His argument may have merit, according to R. Kymn Harp, an Illinois real estate attorney who doesn’t represent Dill. There’s little case law involving the amendment, Harp said.

Hearings in the lawsuits against Dill and the other McHenry holdout are set for Feb. 10.

Median home prices in Chicago’s nine-county metro area, which includes the condo projects Cunat is eyeing, gained 8.7 percent in December 2021 over the same time the previous year, rising to $288,000, according to the trade group Illinois Realtors, and the supply of homes hitting the market has tightened, a trend Coldwell Banker’s Dawn McKenna told The Real Deal she expects to continue to drive prices up in the suburbs in 2022.

With condo units selling for about $100,000 in Lake in the Hills and less than that in McHenry as part of the proposed deconversion sales, there would be little else owners could buy for similar prices in the suburban market, where condo deconversions are generally trickier to complete because residents have fewer replacement housing options, said Andy Friedman, director of Kiser Group, a mid-market multi-family brokerage in Chicago.

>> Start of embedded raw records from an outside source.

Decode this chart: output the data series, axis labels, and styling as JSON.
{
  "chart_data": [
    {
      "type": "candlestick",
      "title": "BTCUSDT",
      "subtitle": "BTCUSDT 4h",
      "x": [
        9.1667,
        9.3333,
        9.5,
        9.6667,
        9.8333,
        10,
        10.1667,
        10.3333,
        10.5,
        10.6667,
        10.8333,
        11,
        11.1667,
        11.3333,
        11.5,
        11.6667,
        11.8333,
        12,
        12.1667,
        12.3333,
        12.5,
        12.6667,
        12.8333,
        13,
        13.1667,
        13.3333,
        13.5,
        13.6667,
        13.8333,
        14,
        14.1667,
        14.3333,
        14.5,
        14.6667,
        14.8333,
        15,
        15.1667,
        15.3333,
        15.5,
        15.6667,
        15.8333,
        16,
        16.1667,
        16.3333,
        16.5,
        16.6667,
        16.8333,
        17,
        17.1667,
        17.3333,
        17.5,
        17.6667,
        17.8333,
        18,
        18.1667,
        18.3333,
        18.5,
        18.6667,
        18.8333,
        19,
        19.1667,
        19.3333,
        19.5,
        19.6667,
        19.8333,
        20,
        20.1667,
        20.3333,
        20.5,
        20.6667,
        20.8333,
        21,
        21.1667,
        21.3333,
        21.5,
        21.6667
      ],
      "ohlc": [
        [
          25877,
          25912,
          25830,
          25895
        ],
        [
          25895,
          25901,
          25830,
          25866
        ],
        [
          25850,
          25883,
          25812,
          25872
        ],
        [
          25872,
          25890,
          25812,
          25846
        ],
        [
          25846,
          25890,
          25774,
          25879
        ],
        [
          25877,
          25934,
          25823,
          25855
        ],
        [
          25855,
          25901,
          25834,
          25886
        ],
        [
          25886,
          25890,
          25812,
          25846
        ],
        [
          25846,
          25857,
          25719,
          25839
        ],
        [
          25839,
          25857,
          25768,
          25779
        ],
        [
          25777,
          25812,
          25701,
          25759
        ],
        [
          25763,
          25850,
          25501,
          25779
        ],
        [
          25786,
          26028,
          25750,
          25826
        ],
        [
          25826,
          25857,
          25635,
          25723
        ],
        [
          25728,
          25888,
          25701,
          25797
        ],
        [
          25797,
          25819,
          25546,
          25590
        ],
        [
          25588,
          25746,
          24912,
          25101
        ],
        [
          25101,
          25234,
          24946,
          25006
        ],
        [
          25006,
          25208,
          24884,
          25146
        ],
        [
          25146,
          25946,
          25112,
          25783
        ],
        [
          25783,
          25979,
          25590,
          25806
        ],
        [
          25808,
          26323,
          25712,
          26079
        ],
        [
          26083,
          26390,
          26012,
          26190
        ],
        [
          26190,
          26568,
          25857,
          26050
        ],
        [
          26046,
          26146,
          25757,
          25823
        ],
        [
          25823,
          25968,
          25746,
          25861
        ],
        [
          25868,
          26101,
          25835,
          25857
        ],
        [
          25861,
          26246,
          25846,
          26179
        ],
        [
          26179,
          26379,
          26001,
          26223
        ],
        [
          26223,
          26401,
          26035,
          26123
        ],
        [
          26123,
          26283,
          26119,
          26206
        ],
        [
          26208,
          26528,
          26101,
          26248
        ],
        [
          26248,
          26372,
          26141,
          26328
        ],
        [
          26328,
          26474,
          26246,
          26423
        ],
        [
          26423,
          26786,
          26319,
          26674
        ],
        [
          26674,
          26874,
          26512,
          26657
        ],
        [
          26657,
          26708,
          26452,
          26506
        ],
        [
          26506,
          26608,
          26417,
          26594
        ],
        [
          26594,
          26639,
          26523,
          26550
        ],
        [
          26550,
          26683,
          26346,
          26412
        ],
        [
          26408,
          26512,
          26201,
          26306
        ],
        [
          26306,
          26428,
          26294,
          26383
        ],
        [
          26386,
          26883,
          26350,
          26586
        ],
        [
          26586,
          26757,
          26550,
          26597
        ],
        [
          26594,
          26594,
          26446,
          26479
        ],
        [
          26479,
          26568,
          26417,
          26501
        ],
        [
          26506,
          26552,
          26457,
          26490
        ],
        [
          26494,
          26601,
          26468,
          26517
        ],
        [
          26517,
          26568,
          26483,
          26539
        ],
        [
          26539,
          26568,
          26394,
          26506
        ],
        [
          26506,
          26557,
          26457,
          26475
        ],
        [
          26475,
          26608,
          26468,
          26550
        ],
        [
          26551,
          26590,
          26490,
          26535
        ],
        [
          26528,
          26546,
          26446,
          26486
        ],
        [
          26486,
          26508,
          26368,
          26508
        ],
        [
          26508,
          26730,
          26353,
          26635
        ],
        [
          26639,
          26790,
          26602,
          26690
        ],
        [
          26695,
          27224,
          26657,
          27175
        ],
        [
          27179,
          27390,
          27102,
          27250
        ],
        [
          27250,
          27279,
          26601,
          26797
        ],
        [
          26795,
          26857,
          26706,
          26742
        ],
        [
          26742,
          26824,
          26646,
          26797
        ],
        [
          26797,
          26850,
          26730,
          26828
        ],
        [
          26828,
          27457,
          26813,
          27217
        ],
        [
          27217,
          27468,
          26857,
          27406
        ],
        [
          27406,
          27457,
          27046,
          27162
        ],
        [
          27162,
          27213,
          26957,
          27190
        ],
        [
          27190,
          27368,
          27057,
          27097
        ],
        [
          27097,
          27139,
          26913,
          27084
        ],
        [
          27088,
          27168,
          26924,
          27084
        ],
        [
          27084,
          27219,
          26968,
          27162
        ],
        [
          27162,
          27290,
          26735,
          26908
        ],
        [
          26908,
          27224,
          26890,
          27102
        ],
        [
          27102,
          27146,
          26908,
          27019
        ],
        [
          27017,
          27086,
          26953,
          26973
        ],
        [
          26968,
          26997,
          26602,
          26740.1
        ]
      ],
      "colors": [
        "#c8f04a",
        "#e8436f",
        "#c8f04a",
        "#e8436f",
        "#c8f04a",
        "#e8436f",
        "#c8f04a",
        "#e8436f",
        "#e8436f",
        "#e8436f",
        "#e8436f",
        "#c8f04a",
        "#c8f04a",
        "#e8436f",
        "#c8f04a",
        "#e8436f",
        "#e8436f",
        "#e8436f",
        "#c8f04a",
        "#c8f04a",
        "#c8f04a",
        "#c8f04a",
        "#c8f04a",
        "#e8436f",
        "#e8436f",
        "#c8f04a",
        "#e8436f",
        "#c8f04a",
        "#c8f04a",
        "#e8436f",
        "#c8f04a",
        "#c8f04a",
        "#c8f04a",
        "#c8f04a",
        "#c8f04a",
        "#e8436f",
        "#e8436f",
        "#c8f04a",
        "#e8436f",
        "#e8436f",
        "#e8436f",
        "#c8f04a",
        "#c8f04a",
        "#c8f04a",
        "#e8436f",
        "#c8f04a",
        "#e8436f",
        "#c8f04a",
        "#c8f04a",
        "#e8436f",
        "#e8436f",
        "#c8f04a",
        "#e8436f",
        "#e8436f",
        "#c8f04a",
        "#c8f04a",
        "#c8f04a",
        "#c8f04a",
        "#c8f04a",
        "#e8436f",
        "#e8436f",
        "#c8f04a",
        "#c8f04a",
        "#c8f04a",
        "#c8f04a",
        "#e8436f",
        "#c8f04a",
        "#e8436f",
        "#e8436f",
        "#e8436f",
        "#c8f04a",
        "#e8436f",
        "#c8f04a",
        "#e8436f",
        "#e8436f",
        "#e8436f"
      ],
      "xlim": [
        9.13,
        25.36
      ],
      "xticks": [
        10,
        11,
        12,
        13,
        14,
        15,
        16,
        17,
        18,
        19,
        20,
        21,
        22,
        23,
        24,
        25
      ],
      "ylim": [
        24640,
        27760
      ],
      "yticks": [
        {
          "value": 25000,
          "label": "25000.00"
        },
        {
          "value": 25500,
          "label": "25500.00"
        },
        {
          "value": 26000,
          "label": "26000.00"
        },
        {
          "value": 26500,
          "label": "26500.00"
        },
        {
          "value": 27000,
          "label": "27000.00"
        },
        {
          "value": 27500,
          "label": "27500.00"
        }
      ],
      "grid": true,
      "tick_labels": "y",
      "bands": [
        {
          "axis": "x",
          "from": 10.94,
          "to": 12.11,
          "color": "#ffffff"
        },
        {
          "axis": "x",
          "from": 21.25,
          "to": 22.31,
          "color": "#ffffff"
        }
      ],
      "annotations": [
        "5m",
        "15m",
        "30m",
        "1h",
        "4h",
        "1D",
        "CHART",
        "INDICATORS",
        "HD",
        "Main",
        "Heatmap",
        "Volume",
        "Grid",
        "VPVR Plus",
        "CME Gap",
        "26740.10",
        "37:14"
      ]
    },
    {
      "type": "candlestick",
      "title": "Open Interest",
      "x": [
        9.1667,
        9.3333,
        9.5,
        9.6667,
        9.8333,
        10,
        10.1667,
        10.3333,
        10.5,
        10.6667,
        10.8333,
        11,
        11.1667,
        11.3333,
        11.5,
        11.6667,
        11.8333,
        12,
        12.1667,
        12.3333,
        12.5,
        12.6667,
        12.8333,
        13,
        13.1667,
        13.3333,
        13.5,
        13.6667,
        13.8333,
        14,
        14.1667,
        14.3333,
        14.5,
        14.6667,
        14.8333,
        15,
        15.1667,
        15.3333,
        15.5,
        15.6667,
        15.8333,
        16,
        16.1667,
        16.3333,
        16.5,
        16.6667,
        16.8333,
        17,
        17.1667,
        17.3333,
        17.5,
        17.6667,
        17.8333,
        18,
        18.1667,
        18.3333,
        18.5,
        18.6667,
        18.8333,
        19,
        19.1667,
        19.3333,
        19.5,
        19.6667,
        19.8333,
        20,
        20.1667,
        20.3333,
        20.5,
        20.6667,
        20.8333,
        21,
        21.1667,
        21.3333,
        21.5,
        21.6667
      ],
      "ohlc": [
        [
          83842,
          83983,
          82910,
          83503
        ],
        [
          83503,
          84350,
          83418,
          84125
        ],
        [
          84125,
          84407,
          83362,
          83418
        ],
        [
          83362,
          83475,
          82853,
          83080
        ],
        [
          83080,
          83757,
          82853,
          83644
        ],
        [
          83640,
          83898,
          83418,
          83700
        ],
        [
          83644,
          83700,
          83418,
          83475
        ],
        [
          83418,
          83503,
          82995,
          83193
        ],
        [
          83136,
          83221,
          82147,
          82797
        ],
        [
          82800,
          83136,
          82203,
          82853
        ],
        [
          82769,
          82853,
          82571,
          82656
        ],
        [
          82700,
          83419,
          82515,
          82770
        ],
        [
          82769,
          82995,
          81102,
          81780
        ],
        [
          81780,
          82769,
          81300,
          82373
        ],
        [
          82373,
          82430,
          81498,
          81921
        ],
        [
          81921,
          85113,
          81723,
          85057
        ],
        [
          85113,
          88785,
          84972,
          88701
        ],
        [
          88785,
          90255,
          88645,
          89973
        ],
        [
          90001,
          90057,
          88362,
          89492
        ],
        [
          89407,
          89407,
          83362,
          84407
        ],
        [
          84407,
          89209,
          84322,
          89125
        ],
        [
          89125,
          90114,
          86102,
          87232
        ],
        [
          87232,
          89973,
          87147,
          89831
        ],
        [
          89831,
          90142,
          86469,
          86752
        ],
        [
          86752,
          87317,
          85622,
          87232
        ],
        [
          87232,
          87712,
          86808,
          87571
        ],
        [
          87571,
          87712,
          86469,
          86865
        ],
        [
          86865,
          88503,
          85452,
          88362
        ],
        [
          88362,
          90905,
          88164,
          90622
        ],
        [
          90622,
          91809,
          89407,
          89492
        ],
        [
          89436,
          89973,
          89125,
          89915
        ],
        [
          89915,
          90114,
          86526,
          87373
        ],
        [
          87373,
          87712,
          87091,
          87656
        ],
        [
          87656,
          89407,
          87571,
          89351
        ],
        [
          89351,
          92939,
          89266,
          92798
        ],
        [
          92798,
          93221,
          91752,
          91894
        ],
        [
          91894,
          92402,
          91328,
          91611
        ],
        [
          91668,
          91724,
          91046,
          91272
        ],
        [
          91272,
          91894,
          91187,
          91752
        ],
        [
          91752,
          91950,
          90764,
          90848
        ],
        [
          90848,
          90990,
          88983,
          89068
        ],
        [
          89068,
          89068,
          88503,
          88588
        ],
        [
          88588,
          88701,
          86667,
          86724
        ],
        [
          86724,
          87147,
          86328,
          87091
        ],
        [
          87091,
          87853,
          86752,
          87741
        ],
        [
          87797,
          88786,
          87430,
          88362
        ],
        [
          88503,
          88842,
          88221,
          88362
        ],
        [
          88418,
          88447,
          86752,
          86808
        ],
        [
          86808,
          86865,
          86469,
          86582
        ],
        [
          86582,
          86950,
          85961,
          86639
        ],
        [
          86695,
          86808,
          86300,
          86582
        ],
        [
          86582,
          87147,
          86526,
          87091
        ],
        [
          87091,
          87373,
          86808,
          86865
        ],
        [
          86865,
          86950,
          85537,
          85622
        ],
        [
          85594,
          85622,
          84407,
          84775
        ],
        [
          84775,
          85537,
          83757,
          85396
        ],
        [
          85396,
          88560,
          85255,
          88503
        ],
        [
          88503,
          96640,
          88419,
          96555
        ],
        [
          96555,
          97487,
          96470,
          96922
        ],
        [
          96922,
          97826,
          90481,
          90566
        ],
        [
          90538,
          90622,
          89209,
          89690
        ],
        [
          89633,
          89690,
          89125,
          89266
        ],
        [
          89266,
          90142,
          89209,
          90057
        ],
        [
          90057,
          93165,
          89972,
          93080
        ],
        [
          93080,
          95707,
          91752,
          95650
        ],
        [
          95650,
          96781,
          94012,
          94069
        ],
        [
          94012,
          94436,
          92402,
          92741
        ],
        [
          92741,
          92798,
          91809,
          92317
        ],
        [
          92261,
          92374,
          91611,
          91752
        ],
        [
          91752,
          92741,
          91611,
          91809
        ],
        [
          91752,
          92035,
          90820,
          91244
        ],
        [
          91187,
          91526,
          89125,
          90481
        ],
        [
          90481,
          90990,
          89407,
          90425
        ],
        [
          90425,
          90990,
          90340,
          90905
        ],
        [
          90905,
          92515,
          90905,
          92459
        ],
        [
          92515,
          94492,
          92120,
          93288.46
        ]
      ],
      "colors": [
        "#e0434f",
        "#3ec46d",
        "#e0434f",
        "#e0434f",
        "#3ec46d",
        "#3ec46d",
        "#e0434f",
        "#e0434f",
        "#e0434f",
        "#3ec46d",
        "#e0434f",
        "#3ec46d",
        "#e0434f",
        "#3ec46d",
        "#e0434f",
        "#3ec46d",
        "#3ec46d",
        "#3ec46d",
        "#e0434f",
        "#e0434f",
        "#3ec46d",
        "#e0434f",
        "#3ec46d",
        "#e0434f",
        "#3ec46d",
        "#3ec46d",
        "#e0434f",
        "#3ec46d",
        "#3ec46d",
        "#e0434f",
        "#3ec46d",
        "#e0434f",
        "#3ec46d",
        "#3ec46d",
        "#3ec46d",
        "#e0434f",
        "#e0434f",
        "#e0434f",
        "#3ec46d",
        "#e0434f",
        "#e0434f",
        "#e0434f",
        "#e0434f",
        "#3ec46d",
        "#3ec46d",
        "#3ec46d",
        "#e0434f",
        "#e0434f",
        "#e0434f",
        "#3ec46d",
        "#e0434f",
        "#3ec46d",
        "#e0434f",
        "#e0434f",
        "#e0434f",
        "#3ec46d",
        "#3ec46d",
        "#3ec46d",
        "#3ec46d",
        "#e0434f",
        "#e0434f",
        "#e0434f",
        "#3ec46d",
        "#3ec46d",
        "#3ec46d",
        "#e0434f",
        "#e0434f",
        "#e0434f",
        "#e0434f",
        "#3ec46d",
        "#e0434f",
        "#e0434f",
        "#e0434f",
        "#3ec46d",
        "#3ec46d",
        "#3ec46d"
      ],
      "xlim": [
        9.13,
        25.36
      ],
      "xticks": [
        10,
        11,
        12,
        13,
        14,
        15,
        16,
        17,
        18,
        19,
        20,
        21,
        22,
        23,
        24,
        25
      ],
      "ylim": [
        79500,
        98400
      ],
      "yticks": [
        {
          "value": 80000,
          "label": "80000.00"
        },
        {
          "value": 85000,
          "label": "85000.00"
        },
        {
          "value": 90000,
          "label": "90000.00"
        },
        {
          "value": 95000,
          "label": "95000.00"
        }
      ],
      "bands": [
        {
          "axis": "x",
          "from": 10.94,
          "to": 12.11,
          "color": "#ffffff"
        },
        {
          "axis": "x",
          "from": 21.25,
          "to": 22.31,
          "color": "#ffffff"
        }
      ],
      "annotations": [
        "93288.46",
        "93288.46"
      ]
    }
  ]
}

Even if the prices were 30 percent higher, residents would still have little available to them at that price, and may have to enter the rental market if they intend to stay in the suburbs, he said. For that reason, Cunat, if it completes the deconversions, would be “feeding its own rental market” with any displaced condo unit residents, Friedman said.

“I can’t buy anything nearby with that $130,000,’’ Friedman said. That’s not something a broker can fix. I can solve a lot of problems through a deconversion, but I can’t create available condo housing in the suburbs.”